1945: Kriegsende in Offenbach

Der Platz vor dem Ledermuseum in Offenbach erinnert mit seinem Namen an ein denkwürdiges historisches Datum. Mit der Unterzeichnung eines Waffenstillstands-Abkommen endete am 8. Mai 1945 in Deutschland der Zweite Weltkrieg. In Offenbach lebten an diesem Tag etwa 68.000 Menschen, das waren 20.000 weniger als drei Jahre zuvor. Ein Teil von ihnen war umgekommen, in Kriegsgefangenschaft geraten oder lag pflegebedürftig in fernen Lazaretten. Obdachlose „Ausgebombte“, behördlich hießen sie „Fliegergeschädigte“, hatten Unterschlupf in den Dörfern des Umlands gefunden. Für sie wie für die in der Stadt Verbliebenen war dieser 8. Mai kein besonderer Tag.

Blick in die zerstörte Herrnstraße

In Offenbach hatte der Krieg schon am 26. März geendet. Kampflos zogen Infanteristen und Panzer der US-Army über die Sprendlinger Landstraße in die Stadt. Am späten Nachmittag standen sie am Main. Die Brücke nach Fechenheim hatten Wehrmachtpioniere schon am Vortag gesprengt. Ein paar Granaten überquerten den Fluss, amerikanische aus Offenbach, deutsche von der Frankfurter Seite. Dann war da plötzlich Stille. Der Krieg entfernte sich von Offenbach. Zurück blieben Gerüchte, die Sorge um das Obdach, um die Nahrung für den nächsten Tag und um Angehörige, die man noch im Strudel der weiter wandernden Kämpfe wusste.

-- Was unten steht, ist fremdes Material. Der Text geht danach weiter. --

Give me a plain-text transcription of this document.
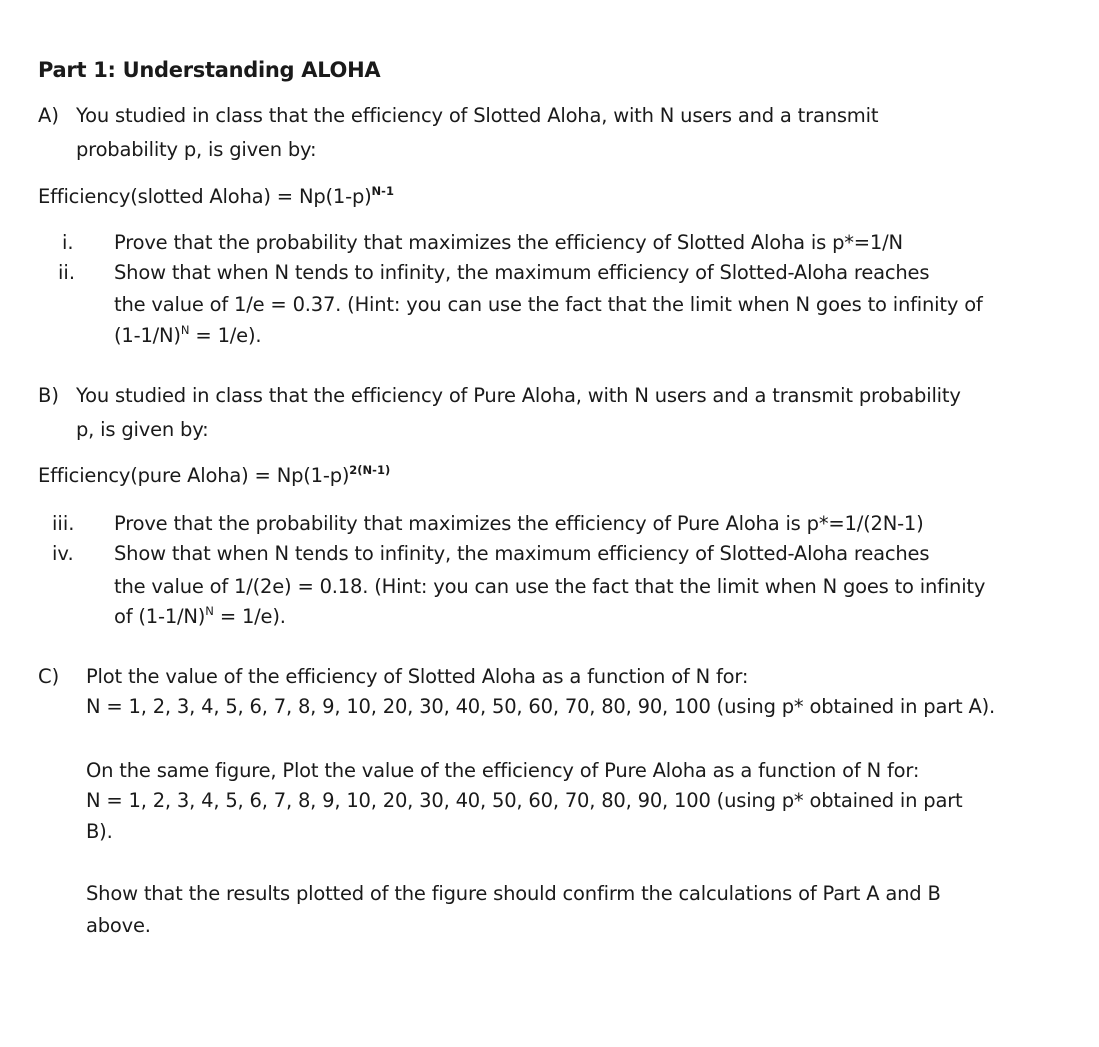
Part 1: Understanding ALOHA
A) You studied in class that the efficiency of Slotted Aloha, with N users and a transmit
probability p, is given by:
Efficiency(slotted Aloha) = $Np(1-p)^{N-1}$
i. Prove that the probability that maximizes the efficiency of Slotted Aloha is p*=1/N
ii. Show that when N tends to infinity, the maximum efficiency of Slotted-Aloha reaches
the value of 1/e = 0.37. (Hint: you can use the fact that the limit when N goes to infinity of
$(1-1/N)^N = 1/e$).
B) You studied in class that the efficiency of Pure Aloha, with N users and a transmit probability
p, is given by:
Efficiency(pure Aloha) = $Np(1-p)^{2(N-1)}$
iii. Prove that the probability that maximizes the efficiency of Pure Aloha is p*=1/(2N-1)
iv. Show that when N tends to infinity, the maximum efficiency of Slotted-Aloha reaches
the value of 1/(2e) = 0.18. (Hint: you can use the fact that the limit when N goes to infinity
of $(1-1/N)^N = 1/e$).
C) Plot the value of the efficiency of Slotted Aloha as a function of N for:
N = 1, 2, 3, 4, 5, 6, 7, 8, 9, 10, 20, 30, 40, 50, 60, 70, 80, 90, 100 (using p* obtained in part A).
On the same figure, Plot the value of the efficiency of Pure Aloha as a function of N for:
N = 1, 2, 3, 4, 5, 6, 7, 8, 9, 10, 20, 30, 40, 50, 60, 70, 80, 90, 100 (using p* obtained in part
B).
Show that the results plotted of the figure should confirm the calculations of Part A and B
above.
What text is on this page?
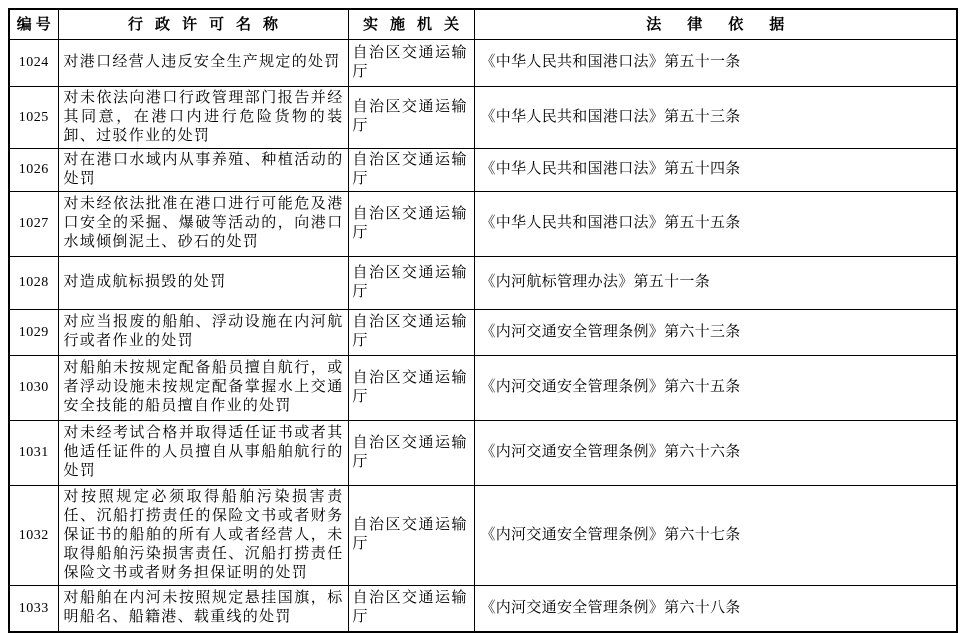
编号	行政许可名称	实施机关	法律依据
1024	对港口经营人违反安全生产规定的处罚	自治区交通运输厅	《中华人民共和国港口法》第五十一条
1025	对未依法向港口行政管理部门报告并经其同意，在港口内进行危险货物的装卸、过驳作业的处罚	自治区交通运输厅	《中华人民共和国港口法》第五十三条
1026	对在港口水域内从事养殖、种植活动的处罚	自治区交通运输厅	《中华人民共和国港口法》第五十四条
1027	对未经依法批准在港口进行可能危及港口安全的采掘、爆破等活动的，向港口水域倾倒泥土、砂石的处罚	自治区交通运输厅	《中华人民共和国港口法》第五十五条
1028	对造成航标损毁的处罚	自治区交通运输厅	《内河航标管理办法》第五十一条
1029	对应当报废的船舶、浮动设施在内河航行或者作业的处罚	自治区交通运输厅	《内河交通安全管理条例》第六十三条
1030	对船舶未按规定配备船员擅自航行，或者浮动设施未按规定配备掌握水上交通安全技能的船员擅自作业的处罚	自治区交通运输厅	《内河交通安全管理条例》第六十五条
1031	对未经考试合格并取得适任证书或者其他适任证件的人员擅自从事船舶航行的处罚	自治区交通运输厅	《内河交通安全管理条例》第六十六条
1032	对按照规定必须取得船舶污染损害责任、沉船打捞责任的保险文书或者财务保证书的船舶的所有人或者经营人，未取得船舶污染损害责任、沉船打捞责任保险文书或者财务担保证明的处罚	自治区交通运输厅	《内河交通安全管理条例》第六十七条
1033	对船舶在内河未按照规定悬挂国旗，标明船名、船籍港、载重线的处罚	自治区交通运输厅	《内河交通安全管理条例》第六十八条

Zerstörte Straße in Offenbach

Zu den Vermissten gehörte eine Gruppe Offenbacher Jugendlicher, die das torkelnde Regime als letztes Aufgebot mobilisiert hatte. Im Oberfränkischen haben amerikanische Panzer sie eingeholt. Für einige dieser Jungen endete das Abenteuer angenehm. Amerikaner luden sie kurzerhand auf Lastwagen und transportierten sie nach Hause. Etliche Versprengte indes wanderten zu Fuß nach Offenbach, in der Dunkelheit und am liebsten durch die Wälder. Der damals 15jährige Lothar F. aus der Bismarckstraße, der seinen vollen Namen nicht genannt haben will, weiß nicht mehr, wie lang er für diesen Heimweg benötigte. Aber er hatte das Glück, in der weitgehend zertrümmerten Stadt die elterliche Wohnung unversehrt anzutreffen.

Zerstörte Schule

Es war eine Stadt ohne öffentliches Leben. Im Gebäude des Amtsgerichts an der Kaiserstraße hatte sich eine Militärregierung eingerichtet und sofort Sperrstunden verordnet, in denen sich niemand auf der Straße zeigen durfte. Straßenbahnen fuhren schon seit Anfang März nicht mehr. Zeitungen erschienen nicht. Arbeitsplätze waren zerbombt oder verlassen, Schulunterricht und Postdienst eingestellt. Eine deutsche Justiz gab es nicht mehr und auch noch keine deutsche Polizei. Zeitzeugen erinnern sich, wie sie bei amerikanischen Soldaten Schutz fanden gegen Übergriffe von nun befreiten ausländischen Zwangsarbeitern. Für sie hatten die Amerikaner in den Passagen unterm Offenbacher Hauptbahnhof ein Lebensmittel-Depot angelegt. Auf ihrem Heimweg durchreisende Ausländer erhielten dort eine Wegzehrung aus Armeebeständen.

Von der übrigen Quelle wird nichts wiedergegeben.